Hospital Variation in Utilization of Life‐Sustaining Treatments among Patients with Do Not Resuscitate Orders
Published online on January 18, 2017
Abstract
Objective
To determine between‐hospital variation in interventions provided to patients with do not resuscitate (DNR) orders.
Data Sources/Setting
United States Agency of Healthcare Research and Quality, Healthcare Cost and Utilization Project, California State Inpatient Database.
Study Design
Retrospective cohort study including hospitalized patients aged 40 and older with potential indications for invasive treatments: in‐hospital cardiac arrest (indication for CPR), acute respiratory failure (mechanical ventilation), acute renal failure (hemodialysis), septic shock (central venous catheterization), and palliative care. Hierarchical logistic regression to determine associations of hospital “early” DNR rates (DNR order placed within 24 hours of admission) with utilization of invasive interventions.

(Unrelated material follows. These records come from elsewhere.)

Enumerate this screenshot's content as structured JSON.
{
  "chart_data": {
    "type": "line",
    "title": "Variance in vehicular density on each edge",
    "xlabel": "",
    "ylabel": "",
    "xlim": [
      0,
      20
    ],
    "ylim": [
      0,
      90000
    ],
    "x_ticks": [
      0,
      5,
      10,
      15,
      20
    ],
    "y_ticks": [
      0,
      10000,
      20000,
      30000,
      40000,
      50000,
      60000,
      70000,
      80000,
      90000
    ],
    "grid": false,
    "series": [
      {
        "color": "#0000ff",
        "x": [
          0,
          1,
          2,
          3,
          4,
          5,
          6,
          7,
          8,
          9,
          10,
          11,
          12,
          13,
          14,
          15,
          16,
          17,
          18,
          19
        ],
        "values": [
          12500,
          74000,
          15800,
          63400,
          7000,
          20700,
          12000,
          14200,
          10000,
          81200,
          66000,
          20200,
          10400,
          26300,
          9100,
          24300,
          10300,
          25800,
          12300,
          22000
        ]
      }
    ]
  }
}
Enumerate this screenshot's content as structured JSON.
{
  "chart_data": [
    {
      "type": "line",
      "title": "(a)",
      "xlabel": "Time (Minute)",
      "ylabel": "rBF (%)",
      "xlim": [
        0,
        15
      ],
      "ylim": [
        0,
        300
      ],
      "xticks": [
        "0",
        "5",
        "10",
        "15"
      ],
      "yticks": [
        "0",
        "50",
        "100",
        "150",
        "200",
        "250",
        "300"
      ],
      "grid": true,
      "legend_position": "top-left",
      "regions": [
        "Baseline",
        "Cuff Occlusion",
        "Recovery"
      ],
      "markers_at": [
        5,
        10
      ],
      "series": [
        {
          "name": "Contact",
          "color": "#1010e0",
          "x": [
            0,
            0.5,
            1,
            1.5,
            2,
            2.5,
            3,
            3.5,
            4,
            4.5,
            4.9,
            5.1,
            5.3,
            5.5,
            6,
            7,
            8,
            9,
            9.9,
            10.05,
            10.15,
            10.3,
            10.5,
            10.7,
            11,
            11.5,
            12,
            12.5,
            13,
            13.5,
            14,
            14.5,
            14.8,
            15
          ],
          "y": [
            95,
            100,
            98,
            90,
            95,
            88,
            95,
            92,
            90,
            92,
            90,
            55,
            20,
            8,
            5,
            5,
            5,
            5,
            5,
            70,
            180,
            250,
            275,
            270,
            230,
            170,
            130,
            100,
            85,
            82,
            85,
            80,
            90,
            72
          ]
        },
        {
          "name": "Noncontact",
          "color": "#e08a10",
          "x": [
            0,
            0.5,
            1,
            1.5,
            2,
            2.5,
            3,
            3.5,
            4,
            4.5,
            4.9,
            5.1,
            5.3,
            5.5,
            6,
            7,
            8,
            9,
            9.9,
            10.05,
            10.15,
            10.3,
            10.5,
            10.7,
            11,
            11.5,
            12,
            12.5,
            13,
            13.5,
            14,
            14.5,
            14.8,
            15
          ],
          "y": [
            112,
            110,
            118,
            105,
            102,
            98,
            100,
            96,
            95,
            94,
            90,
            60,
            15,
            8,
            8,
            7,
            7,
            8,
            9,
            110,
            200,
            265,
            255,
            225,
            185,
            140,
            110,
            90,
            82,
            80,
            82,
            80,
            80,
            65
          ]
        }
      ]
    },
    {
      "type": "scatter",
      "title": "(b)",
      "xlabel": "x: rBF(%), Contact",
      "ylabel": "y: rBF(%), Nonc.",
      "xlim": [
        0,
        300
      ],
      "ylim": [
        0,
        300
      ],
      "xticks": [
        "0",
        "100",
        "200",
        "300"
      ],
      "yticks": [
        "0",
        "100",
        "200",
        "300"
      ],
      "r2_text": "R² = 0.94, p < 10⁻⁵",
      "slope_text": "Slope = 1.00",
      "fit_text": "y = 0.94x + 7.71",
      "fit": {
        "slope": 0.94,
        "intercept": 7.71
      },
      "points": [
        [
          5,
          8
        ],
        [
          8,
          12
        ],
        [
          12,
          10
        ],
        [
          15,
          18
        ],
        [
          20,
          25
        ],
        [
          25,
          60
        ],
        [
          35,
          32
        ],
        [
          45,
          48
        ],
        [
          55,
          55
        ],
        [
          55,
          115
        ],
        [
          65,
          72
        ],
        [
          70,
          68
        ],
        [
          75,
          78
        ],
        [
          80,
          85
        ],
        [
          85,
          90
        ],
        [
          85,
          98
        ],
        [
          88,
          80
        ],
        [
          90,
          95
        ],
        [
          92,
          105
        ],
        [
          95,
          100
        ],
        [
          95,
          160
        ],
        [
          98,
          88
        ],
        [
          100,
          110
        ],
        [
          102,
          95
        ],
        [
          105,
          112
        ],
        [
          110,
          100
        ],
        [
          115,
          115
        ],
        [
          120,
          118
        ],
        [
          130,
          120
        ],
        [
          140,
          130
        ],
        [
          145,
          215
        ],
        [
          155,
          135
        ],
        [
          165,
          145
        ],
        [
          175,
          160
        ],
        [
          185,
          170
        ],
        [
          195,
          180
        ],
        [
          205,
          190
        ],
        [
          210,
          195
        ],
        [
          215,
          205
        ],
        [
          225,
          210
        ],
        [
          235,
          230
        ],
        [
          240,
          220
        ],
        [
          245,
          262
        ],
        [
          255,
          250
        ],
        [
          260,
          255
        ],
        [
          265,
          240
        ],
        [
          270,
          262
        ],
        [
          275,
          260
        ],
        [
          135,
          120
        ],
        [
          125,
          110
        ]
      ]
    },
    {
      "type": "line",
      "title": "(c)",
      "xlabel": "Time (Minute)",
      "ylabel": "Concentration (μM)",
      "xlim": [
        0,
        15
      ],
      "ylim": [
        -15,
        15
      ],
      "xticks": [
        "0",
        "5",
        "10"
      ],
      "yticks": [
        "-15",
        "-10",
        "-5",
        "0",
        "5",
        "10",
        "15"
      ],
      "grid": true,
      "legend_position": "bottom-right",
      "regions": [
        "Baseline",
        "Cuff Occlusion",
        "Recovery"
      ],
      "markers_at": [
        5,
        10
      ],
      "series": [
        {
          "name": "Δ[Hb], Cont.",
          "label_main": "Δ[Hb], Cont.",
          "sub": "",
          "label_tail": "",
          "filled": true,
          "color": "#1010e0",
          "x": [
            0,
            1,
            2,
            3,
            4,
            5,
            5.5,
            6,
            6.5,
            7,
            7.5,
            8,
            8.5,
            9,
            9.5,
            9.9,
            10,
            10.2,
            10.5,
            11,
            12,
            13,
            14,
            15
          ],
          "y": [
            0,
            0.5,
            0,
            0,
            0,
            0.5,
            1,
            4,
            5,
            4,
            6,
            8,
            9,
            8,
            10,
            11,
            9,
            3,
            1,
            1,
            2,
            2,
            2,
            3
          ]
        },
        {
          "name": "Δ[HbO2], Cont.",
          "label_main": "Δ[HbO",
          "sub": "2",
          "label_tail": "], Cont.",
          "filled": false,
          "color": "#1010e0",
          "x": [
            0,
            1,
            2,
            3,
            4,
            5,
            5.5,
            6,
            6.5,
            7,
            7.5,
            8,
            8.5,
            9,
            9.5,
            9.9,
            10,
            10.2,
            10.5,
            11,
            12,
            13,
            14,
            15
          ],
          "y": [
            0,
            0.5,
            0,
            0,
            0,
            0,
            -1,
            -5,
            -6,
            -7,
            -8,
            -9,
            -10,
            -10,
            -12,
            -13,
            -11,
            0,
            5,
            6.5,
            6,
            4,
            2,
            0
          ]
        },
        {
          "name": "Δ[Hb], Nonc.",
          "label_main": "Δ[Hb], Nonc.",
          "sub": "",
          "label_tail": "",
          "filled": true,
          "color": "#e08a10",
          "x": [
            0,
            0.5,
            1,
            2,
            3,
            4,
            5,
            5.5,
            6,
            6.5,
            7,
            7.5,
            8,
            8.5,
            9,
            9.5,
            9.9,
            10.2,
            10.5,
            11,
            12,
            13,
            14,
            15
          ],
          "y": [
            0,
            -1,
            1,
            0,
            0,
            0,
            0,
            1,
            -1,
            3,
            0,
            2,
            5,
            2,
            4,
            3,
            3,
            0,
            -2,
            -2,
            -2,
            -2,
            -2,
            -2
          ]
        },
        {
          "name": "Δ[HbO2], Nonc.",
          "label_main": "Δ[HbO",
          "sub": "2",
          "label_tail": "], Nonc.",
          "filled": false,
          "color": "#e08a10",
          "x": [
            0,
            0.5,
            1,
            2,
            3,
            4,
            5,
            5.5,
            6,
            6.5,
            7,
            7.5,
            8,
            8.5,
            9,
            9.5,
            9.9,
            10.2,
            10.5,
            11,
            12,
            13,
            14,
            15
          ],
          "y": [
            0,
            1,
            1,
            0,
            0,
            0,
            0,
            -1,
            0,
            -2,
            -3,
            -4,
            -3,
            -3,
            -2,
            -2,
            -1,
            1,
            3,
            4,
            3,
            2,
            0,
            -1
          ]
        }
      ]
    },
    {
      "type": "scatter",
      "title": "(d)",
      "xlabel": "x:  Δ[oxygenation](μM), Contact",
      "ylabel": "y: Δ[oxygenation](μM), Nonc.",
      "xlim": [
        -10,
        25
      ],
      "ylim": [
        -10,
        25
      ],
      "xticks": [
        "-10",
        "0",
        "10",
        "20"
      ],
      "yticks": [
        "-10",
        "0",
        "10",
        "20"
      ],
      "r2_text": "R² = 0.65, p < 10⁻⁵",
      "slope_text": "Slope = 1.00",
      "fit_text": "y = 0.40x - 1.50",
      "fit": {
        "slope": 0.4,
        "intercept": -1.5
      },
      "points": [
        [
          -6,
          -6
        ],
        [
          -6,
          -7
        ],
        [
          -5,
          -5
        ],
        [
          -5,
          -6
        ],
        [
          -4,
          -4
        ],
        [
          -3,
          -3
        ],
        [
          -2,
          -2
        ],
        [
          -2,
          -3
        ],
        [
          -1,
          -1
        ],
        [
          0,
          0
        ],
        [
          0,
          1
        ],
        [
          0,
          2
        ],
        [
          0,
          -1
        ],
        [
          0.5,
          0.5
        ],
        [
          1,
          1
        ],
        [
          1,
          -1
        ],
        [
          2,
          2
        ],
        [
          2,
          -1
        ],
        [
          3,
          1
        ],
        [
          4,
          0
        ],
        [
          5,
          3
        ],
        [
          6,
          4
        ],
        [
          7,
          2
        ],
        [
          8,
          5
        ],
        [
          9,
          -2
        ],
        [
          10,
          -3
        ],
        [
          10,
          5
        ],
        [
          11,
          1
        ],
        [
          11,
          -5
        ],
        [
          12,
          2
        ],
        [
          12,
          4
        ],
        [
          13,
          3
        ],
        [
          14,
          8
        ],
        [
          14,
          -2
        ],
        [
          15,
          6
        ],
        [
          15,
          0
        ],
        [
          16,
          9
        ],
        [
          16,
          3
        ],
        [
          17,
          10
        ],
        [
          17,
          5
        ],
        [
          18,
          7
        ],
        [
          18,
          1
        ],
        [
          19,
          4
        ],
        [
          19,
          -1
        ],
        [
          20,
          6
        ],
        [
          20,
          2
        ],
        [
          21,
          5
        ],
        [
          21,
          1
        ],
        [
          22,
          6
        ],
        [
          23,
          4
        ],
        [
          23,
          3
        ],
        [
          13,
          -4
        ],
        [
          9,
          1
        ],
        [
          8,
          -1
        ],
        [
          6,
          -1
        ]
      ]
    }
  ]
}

Data Collection/Extraction Methods
California State Inpatient Database, year 2011.
Principal Findings
Patients with DNR orders at high‐DNR‐rate hospitals were less likely to receive invasive mechanical ventilation for acute respiratory failure or hemodialysis for acute renal failure, but more likely to receive palliative care than DNR patients at low‐DNR‐rate hospitals. Patients without DNR orders experienced similar rates of invasive interventions regardless of hospital DNR rates.
Conclusions
Hospitals vary widely in the scope of invasive or organ‐supporting treatments provided to patients with DNR orders.